By understanding how breast cancer functions on a cellular level, we will gain insights into better methods and treatments to stop the growth and spread of these diseases. Our laboratories have made several critical discoveries involving DNA-altering proteins that cut off the supply of blood and nutrition to tumour sites.
Despite medical research delivering improved treatments, screening methods and prevention strategies, more than 3,000 Australian women lose their battle with breast cancer every year. More can be done, but we need your help. Commit to walk with the Harry Perkins Institute of Medical Research and raise vital funds to drive research breakthroughs that ultimately, save lives.


It is now universally acknowledged that breast cancer is not one form of cancer, but many different subtypes of cancer. One of the most aggressive forms of breast cancer is known as ‘triple negative’ breast cancer.

Most breast cancer subtypes are diagnosed based on the presence, or lack of, three ‘receptors’. These are estrogen receptors, progesterone receptors and human epidermal growth factor receptor 2 (HER2). We now have drugs that can target these receptors and switch off the hormones that feed these types of cancer. The term ‘triple negative’ refers to the lack of receptors for all three of these drug targets.

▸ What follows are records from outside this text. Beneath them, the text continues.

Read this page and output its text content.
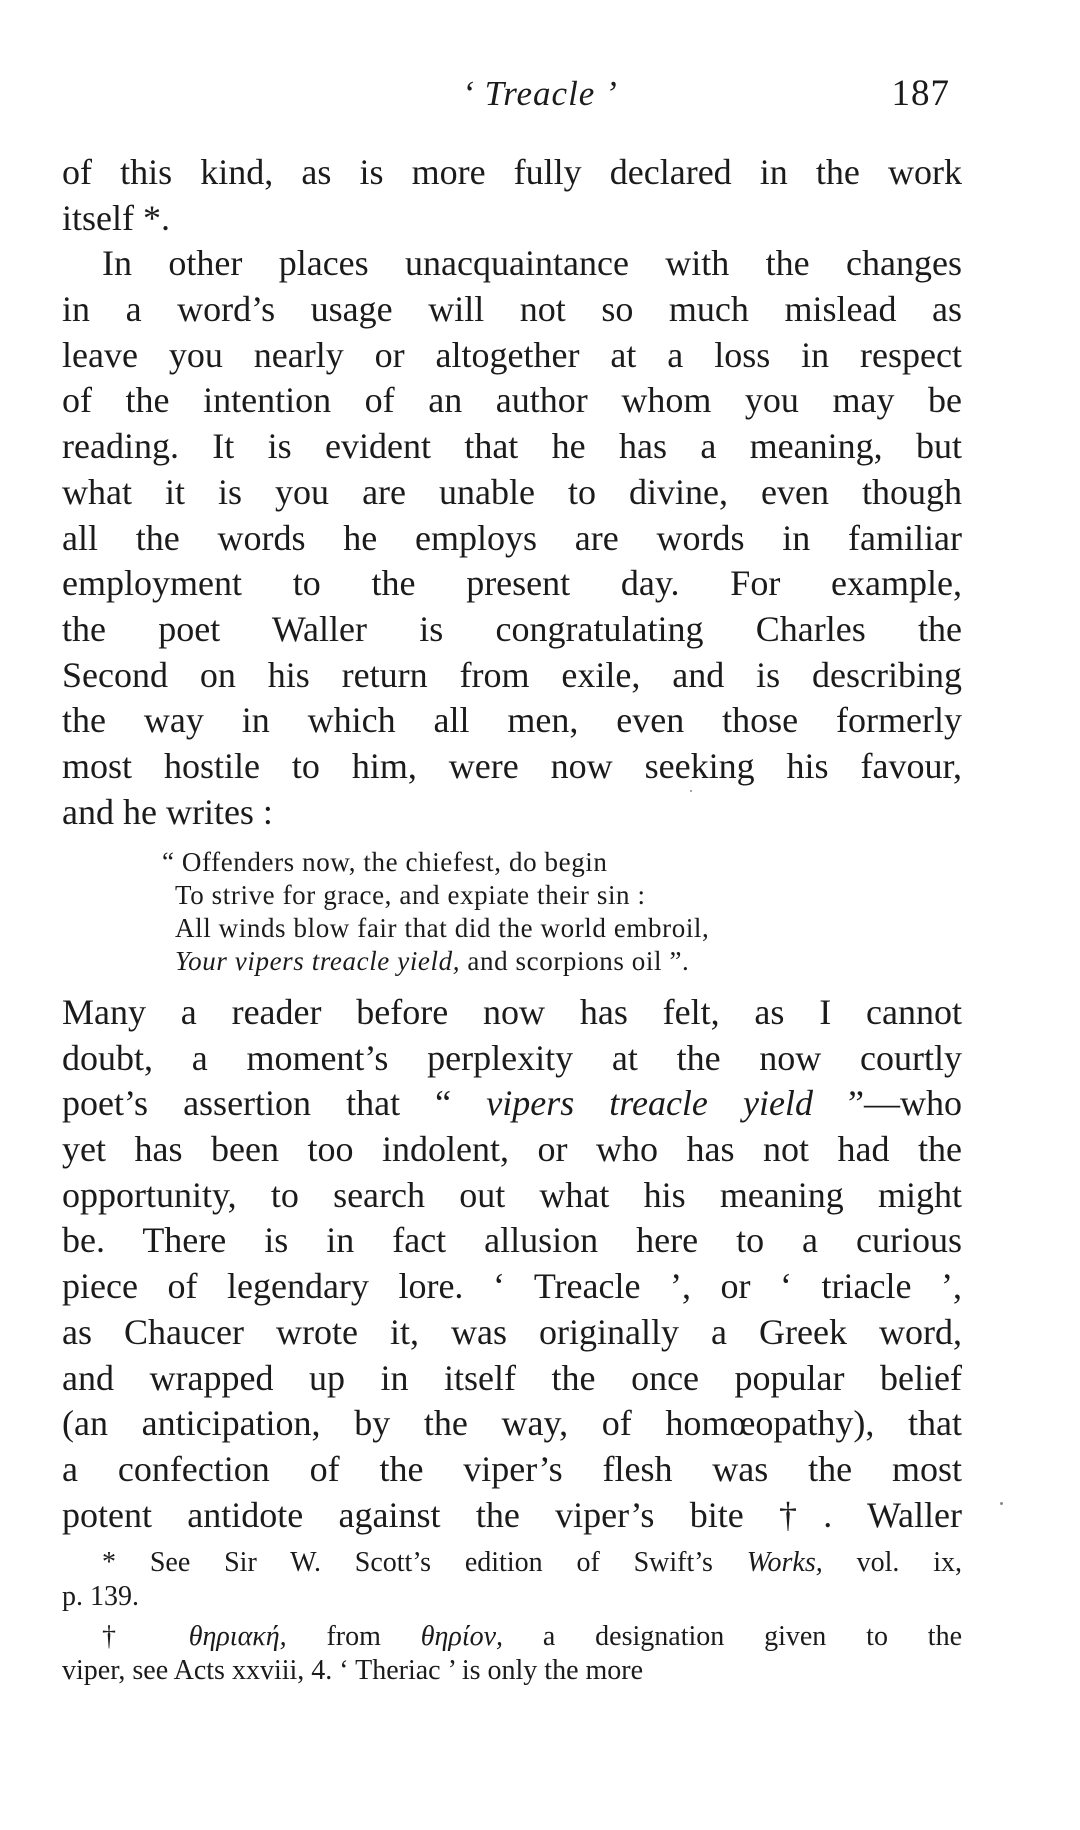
‘ Treacle ’	187
of this kind, as is more fully declared in the work
itself *.
In other places unacquaintance with the changes
in a word’s usage will not so much mislead as
leave you nearly or altogether at a loss in respect
of the intention of an author whom you may be
reading. It is evident that he has a meaning, but
what it is you are unable to divine, even though
all the words he employs are words in familiar
employment to the present day. For example,
the poet Waller is congratulating Charles the
Second on his return from exile, and is describing
the way in which all men, even those formerly
most hostile to him, were now seeking his favour,
and he writes :
“ Offenders now, the chiefest, do begin
To strive for grace, and expiate their sin :
All winds blow fair that did the world embroil,
Your vipers treacle yield, and scorpions oil ”.
Many a reader before now has felt, as I cannot
doubt, a moment’s perplexity at the now courtly
poet’s assertion that “ vipers treacle yield ”—who
yet has been too indolent, or who has not had the
opportunity, to search out what his meaning might
be. There is in fact allusion here to a curious
piece of legendary lore. ‘ Treacle ’, or ‘ triacle ’,
as Chaucer wrote it, was originally a Greek word,
and wrapped up in itself the once popular belief
(an anticipation, by the way, of homœopathy), that
a confection of the viper’s flesh was the most
potent antidote against the viper’s bite †. Waller
* See Sir W. Scott’s edition of Swift’s Works, vol. ix,
p. 139.
† θηριακή, from θηρίον, a designation given to the
viper, see Acts xxviii, 4. ‘ Theriac ’ is only the more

This means that triple negative breast cancer does not respond to the most widely used breast cancer therapies. Instead, triple negative breast cancer treatment usually involves surgery, radiotherapy and chemotherapy. Tragically, if the triple negative cancer has spread to other parts of the body, it becomes resistant to chemotherapy and the prognosis becomes dire for patients. More than one in every ten breast cancers are found to be triple negative.

This is a key area which benefits from the funds raised by the Hawaiian Walk for Women's Cancer, to help the researchers at the Perkins continue to discover lifesaving discoveries that will find better treatments for these hard to treat women's cancers!


The Harry Perkins Institute of Medical Research is focused on finding solutions for poor prognosis cancers, such as triple negative breast cancer.

In 2016, the Perkins announced that pre-clinical investigations into nanoparticle drug delivery technology had produced promising results. Nanoparticles are tiny objects that can be used to deliver anti-cancer medicine to individual cells. The nanoparticles developed at the Perkins have a molecule that functions like a GPS navigator and sends the anti-cancer medicine contained inside the nanoparticle, straight to the tumour site. Ultimately, this means that the treatment is more effective and has less side effects.